Europe battles to shield the euro for good

16th December 2010, Comments 0 comments

European leaders moved Thursday to shield the euro over the long run despite divisions over the best course of action to bury market fears a debt crisis could engulf Portugal and Spain.

In a clear sign of a determination by authorities to anchor political solidarity in hard cash, the European Central Bank said shortly before the opening of the European Union's seventh and last summit of the year that it will almost double its reserves.

In Brussels from 1600 GMT, EU leaders will lay the foundation for a permanent financial rescue system to protect the eurozone -- a new milestone in the evolution of the 27-nation bloc.

"I come to this summit because I believe that we must send a clear and decisive message for Europe and the euro," German Chancellor Angela Merkel said.

"We all share the same objective: to ensure a stable Europe and currency," she said, calling the future permanent eurozone crisis mechanism a "big piece of solidarity between the states that share the euro."

But EU leaders are divided on calls to boost the coffers of a temporary rescue fund running through to mid-2013 and to create a joint eurozone bond to help governments of weaker economies borrow money at lower interest rates.

Warnings this week by major credit rating agencies that they could downgrade the debt of Spain and Belgium showed that the single currency area -- to expand to 17 nations when Estonia joins on January 1 -- has yet to bring the curtain down on the debt drama that began in Greece.

Europe's financial crisis has forced governments to implement unpopular austerity programmes that have led to massive street protests, including a new general strike in Greece on Wednesday marred by violence.

The summit's outcome is keenly awaited on financial markets that have been in a state of high uncertainty and nervousness for months, driving Ireland to follow Greece into a rescue.

Portugal and Spain are to provide details of their structural reforms at the summit, after leaders agreed at their last gathering in October to tighten fiscal discipline in efforts to prevent countries from running up the huge public deficits and debts at the root of the crisis.

The leaders now want to turn the eurozone's 440-billion-euro European Financial Stability Facility (EFSF), created in May, into a permanent fund. Overall resources total 750 billion euros when IMF and non-euro EU contributions are added.

The ECB, which has bought 72 billion euros of government bonds to contain gaps in yields between Germany and under-pressure eurozone states since May, has urged governments to beef up the EFSF.

Just before the summit, the Frankfurt-based ECB announced its first suscribed capital hike in 12 years, almost doubling it to 10.76 billion euros (14.24 billion dollars) over the next two years.

Some countries such as Belgium want the post-2013 fund at least to be substantially bigger. "We need to prove that we have deep pockets," said Belgian Finance Minister Didier Reynders.

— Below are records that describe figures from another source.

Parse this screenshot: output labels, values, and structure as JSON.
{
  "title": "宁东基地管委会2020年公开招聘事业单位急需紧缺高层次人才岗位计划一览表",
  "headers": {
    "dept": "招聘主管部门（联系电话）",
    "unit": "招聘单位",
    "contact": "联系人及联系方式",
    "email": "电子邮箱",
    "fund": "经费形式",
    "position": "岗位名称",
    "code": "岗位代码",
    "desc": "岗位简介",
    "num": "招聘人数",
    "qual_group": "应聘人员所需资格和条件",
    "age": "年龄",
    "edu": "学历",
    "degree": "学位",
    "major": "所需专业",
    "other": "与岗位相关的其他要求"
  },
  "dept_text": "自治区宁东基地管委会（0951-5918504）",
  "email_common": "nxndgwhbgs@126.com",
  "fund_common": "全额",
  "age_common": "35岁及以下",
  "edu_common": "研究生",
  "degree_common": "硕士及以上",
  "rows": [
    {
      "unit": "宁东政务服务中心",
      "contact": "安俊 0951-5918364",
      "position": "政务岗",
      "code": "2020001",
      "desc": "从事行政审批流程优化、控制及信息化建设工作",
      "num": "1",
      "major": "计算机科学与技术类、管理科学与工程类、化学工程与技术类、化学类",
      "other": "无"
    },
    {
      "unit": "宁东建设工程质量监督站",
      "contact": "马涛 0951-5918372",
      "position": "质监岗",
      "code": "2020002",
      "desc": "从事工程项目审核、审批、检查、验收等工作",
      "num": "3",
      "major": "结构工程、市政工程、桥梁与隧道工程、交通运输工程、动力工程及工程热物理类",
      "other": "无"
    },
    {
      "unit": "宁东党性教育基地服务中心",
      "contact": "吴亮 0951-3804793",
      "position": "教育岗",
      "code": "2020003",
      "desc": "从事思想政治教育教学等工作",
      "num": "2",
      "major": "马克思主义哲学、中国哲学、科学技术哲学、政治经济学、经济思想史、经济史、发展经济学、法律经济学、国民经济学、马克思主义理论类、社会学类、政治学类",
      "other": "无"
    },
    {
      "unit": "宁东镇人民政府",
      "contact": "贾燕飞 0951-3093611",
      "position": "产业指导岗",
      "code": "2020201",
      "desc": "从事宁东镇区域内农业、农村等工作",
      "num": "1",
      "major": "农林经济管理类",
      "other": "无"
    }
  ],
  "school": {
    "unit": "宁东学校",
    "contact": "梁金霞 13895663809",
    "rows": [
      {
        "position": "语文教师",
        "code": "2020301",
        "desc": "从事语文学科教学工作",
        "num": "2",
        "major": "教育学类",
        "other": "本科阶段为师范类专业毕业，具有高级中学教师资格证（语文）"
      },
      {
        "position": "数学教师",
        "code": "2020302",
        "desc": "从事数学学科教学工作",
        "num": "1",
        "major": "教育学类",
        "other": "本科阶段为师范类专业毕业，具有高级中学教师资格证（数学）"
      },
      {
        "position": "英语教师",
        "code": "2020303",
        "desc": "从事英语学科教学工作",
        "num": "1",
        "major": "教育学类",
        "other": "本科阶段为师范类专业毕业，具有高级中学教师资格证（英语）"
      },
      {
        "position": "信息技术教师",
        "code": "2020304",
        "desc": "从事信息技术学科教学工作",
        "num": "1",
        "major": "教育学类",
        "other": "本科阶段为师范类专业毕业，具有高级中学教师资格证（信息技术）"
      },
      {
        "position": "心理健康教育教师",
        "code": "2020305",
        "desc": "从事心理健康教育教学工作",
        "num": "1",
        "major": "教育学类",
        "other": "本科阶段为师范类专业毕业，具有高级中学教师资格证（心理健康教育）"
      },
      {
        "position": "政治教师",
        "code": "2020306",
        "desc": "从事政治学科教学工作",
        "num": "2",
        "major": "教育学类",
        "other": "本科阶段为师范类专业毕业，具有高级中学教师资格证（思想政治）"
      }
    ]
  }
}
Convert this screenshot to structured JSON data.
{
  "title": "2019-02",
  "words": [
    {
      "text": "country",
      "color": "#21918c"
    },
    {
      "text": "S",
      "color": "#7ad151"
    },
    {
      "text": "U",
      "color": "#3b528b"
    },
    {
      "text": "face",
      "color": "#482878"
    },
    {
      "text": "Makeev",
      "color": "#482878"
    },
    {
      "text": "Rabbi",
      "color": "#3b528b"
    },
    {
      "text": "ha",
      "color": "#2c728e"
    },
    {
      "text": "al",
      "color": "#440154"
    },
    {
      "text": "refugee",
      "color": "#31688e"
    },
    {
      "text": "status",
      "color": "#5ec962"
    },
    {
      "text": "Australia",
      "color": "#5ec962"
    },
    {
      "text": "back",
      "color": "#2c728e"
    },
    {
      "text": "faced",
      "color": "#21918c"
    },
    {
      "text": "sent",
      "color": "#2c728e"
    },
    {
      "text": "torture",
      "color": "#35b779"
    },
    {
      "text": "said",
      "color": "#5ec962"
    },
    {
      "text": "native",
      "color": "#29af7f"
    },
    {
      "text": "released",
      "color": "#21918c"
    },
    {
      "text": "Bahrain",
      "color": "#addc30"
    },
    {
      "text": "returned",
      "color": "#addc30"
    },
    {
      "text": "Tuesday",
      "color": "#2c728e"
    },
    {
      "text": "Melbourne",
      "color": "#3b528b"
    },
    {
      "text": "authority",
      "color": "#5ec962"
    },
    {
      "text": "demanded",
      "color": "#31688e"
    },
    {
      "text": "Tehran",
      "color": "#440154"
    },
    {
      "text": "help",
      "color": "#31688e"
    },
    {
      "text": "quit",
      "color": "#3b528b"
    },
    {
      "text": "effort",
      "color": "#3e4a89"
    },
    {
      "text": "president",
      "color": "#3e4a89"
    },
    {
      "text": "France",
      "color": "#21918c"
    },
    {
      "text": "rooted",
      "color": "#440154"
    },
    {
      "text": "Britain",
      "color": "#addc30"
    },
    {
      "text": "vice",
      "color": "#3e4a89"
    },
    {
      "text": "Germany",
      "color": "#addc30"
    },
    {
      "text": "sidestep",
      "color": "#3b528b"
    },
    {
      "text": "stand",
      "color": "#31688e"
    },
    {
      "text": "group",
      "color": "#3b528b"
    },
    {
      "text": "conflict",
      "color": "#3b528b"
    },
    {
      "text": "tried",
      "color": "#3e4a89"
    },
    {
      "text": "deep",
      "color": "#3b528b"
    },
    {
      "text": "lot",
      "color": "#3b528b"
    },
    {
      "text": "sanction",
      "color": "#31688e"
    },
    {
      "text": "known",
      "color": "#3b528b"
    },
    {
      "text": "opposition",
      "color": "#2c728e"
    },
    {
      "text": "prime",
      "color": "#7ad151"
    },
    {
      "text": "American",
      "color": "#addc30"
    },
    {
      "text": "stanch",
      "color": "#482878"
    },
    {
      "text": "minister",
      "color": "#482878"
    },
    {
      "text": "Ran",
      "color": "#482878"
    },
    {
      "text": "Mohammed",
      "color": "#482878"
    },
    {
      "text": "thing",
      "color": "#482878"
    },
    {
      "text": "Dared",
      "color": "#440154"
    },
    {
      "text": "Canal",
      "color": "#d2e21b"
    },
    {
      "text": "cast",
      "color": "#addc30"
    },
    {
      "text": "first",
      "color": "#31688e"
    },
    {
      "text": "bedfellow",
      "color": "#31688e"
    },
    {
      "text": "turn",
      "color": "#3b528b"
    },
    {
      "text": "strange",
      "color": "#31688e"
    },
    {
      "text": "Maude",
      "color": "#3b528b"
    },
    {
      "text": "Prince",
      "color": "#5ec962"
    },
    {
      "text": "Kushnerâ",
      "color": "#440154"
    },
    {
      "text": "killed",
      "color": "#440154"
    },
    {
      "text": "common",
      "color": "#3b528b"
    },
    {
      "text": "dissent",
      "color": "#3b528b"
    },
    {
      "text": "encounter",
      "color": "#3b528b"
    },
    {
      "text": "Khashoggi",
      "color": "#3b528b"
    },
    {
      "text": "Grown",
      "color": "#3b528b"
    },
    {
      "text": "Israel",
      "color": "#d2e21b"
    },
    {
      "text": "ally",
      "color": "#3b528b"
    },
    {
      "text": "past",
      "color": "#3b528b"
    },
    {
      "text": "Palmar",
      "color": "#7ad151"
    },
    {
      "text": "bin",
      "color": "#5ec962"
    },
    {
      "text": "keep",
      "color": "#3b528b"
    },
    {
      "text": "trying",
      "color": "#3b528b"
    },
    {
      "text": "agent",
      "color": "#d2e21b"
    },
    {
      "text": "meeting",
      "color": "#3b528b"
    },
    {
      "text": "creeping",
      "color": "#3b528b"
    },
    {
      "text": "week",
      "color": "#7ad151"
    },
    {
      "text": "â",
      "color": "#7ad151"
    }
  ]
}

But led by Merkel, the EU has so far resisted pressure to pump extra money in to reassure investors that they can rescue a major economy like Spain's.

A rump of hardline countries say there is no urgency to boost the EFSF as it has barely been touched so far.

Either way, they have to tweak the year-old Lisbon Treaty, the bloc's rule-book, to create the permanent fund -- a condition set by Germany to ensure that its top constitutional court cannot challenge its legality.

After years of problems that dogged ratification of the treaty, EU governments want to make only limited changes to avoid having to go through referendums fraught with risks.

Luxembourg Prime Minister Jean-Claude Juncker, who heads the grouping of eurozone finance ministers, wants partners to consider introducing joint eurozone bonds to help weak countries struggling with high interest rates.

"For a systemic crisis you need a systemic response," Juncker told AFP.

However, hardliners led by Germany remain opposed.

"There is a worry," said Swedish Prime Minister Fredrik Reinfeldt, that "countries with good economic standards, fiscal stability, they might see rising interest rates."